We live in a dangerous universe. We know about meteor and comets, about harmful radiation that could extinguish life without an electromagnetic shield, about major changes in climate that are both natural and man-made.

There’s another risk out there that some scientists assert could cause large-scale extinctions even though it would occur scores of light-years away.  These are supernovae – explosions of massive stars that both create and spread the heavy elements needed for life and send out high energy cosmic rays that can travel far and cause enormous damage.

As with most of these potential threats, they fortunately occur on geological or astronomical time scales rather than human ones. But that doesn’t mean they don’t happen.

At the recent Astrobiology Science Conference (AbSciCon) a series of talks focused on that last threat – starting with a talk on “When Stars Attack.”

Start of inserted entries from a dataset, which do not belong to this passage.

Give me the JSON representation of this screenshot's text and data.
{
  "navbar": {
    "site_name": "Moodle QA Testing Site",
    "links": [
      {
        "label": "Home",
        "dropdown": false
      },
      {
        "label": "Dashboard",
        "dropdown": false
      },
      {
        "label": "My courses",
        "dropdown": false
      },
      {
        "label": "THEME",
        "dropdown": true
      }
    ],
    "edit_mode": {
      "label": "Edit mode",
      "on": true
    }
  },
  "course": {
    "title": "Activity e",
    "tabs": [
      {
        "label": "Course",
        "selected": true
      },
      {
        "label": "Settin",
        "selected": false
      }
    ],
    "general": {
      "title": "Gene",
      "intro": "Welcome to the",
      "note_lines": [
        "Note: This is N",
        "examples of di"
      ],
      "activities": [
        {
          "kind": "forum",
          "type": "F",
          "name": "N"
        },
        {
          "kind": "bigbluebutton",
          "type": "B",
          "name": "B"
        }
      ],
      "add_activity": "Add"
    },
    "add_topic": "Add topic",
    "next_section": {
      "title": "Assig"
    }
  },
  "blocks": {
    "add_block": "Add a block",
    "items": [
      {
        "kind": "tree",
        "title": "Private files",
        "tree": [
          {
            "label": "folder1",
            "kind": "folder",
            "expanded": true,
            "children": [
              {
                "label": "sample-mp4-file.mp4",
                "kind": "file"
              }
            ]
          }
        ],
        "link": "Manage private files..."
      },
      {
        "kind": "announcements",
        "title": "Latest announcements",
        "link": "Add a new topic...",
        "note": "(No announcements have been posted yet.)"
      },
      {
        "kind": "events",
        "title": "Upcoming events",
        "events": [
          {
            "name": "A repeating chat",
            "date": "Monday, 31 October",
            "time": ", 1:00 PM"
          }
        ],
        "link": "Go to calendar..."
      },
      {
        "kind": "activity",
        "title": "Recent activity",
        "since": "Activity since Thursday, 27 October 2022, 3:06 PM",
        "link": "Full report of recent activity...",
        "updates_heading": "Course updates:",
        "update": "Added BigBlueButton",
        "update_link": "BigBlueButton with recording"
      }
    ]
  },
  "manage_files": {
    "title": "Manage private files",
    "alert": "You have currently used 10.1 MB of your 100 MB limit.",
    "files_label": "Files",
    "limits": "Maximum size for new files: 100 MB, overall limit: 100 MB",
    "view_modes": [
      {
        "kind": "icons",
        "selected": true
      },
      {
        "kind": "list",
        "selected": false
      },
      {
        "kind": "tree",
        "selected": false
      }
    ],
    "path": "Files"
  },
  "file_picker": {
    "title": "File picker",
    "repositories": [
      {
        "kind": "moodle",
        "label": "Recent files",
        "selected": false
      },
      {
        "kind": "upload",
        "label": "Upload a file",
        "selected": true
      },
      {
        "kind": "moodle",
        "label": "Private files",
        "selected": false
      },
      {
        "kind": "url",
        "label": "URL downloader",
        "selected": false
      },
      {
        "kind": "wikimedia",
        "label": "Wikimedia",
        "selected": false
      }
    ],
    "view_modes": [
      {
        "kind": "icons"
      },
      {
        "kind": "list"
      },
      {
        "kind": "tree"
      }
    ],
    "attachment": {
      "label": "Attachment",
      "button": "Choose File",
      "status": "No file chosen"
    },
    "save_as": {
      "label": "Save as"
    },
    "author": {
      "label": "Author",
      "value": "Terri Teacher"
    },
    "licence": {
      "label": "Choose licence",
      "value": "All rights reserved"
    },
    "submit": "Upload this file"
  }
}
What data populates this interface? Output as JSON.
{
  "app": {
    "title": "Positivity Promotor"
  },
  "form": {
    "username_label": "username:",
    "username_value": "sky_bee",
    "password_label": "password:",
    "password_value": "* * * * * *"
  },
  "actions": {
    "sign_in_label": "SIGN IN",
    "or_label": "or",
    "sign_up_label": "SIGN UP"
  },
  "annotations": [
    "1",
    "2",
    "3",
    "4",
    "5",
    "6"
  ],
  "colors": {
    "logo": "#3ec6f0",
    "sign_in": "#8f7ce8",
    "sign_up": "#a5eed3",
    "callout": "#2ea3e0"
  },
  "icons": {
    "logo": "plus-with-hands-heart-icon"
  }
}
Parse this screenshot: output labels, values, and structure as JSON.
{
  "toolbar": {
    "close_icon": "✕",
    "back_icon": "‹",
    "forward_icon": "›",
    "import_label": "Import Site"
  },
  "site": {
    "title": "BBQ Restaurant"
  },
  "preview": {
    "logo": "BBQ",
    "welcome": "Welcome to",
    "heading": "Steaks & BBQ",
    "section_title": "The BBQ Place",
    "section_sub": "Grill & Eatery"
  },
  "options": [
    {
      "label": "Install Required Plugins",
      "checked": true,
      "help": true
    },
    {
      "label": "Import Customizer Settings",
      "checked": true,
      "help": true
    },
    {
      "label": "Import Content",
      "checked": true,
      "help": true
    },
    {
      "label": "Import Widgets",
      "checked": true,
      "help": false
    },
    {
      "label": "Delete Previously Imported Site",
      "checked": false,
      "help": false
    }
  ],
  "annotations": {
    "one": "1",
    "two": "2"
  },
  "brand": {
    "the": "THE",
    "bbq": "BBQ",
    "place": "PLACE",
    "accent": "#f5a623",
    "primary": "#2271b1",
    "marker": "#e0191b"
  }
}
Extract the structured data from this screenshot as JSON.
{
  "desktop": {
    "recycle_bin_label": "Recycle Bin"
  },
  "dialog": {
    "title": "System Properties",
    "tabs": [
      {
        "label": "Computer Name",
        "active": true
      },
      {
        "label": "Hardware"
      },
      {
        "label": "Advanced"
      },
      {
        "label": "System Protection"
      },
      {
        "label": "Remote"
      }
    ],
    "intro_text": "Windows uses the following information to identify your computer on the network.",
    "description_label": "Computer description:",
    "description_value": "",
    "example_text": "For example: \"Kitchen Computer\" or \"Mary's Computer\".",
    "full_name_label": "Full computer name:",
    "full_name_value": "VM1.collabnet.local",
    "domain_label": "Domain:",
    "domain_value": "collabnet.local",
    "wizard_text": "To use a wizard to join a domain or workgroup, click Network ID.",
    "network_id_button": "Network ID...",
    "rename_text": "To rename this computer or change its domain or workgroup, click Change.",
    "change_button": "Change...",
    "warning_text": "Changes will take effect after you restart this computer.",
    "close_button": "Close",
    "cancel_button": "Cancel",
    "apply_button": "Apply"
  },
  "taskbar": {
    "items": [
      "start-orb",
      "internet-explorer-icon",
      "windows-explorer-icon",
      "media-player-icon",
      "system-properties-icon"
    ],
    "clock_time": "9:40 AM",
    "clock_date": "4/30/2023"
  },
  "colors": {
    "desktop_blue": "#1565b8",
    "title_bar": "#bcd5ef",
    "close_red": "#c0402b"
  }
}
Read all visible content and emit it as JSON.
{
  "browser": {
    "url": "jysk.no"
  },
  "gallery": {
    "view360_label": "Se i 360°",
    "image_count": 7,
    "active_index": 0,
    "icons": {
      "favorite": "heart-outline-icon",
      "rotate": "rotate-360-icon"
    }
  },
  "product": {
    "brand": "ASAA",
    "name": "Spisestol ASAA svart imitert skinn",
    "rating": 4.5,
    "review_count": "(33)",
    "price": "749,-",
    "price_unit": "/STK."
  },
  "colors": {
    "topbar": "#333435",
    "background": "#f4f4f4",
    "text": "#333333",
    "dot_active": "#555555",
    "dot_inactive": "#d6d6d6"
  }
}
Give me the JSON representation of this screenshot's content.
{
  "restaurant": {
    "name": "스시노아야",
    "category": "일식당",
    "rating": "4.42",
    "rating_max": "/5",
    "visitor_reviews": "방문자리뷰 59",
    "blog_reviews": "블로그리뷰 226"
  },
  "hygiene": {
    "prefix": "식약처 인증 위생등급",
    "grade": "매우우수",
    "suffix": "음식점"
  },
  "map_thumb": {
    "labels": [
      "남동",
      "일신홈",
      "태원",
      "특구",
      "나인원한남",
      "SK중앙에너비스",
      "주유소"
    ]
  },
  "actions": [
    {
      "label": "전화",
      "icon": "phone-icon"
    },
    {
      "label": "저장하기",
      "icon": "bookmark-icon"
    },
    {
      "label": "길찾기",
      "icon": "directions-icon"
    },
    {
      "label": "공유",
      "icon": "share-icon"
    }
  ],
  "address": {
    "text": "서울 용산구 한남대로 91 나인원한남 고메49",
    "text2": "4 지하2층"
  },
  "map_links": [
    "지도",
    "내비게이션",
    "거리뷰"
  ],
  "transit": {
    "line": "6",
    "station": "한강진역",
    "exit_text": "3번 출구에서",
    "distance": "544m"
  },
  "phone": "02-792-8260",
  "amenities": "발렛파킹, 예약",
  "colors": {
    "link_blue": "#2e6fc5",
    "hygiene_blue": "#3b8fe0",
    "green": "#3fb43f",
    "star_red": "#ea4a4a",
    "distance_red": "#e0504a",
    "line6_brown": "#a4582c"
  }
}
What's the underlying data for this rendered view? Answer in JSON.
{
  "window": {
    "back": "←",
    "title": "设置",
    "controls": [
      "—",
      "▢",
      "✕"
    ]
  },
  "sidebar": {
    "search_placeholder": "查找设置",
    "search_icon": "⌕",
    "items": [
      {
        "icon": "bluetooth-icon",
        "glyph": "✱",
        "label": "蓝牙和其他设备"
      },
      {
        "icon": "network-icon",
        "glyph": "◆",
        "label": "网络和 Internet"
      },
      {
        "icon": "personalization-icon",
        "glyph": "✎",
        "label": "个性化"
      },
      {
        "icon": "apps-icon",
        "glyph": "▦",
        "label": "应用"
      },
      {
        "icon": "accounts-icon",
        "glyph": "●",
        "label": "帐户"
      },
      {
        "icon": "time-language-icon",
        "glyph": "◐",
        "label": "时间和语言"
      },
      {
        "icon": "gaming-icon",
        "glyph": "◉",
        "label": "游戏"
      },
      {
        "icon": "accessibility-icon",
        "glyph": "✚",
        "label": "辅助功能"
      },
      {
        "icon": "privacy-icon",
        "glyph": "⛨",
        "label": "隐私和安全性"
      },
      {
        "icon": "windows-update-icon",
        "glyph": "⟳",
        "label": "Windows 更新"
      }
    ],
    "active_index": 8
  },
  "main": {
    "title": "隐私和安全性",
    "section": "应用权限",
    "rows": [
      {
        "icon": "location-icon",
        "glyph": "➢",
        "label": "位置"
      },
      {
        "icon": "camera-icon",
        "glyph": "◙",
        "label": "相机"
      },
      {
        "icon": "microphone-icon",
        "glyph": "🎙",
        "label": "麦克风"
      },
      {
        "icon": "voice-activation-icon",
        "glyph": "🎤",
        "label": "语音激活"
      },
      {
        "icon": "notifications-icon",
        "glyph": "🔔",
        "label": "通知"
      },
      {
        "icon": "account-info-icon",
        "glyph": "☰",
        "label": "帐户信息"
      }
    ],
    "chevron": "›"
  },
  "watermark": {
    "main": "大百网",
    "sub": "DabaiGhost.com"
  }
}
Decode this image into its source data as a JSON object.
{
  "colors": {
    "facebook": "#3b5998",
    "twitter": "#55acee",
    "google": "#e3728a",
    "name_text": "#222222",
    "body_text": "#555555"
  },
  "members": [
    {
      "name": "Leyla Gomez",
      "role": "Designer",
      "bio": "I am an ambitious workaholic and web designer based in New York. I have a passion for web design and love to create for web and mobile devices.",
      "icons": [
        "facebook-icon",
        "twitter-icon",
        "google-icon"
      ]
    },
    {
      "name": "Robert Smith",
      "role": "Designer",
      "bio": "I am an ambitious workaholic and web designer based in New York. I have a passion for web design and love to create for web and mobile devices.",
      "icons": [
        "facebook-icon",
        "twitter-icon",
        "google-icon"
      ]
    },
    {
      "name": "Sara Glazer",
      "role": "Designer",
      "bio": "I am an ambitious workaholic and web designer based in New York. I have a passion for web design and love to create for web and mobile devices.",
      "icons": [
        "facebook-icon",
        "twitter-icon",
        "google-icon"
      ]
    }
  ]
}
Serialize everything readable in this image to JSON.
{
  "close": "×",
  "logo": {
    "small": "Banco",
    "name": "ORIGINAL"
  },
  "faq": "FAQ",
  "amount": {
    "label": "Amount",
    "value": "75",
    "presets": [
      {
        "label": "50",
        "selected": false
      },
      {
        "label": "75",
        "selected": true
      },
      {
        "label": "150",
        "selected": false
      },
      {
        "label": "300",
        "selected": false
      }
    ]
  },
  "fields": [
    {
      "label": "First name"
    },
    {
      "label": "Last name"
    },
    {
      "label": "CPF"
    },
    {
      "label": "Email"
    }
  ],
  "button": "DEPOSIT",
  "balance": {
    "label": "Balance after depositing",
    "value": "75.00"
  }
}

And together five different presenters made a persuasive case that Earth was on the receiving end of a distant supernova explosion some two to three million years ago, and probably around 7 or 8 million years ago as well. The effects of the cosmic ray bombardment have been debated and disputed, but the evidence for the occurrences is based on the rock record and is now strong.

“The evidence is there on the ocean floor:  in rocky crusts, nodules and sediment,” said Brian Fields, professor of astronomy at University of Illinois.  “We’ve been able to date it and provide some idea of how far away the star blew up.”  The answer is between about 90 and 300 light-years.

 

Supernova 1994D exploded on the outskirts of disk galaxy, and outshines even the center of the galaxy. Supernovae may expel much, if not all, of the material away from a star,  at velocities up to 30,000 km/s or 10% of the speed of light. This drives an expanding and fast-moving shock wave into the surrounding interstellar medium that, if close to Earth (or any other planet) can have dire consequences.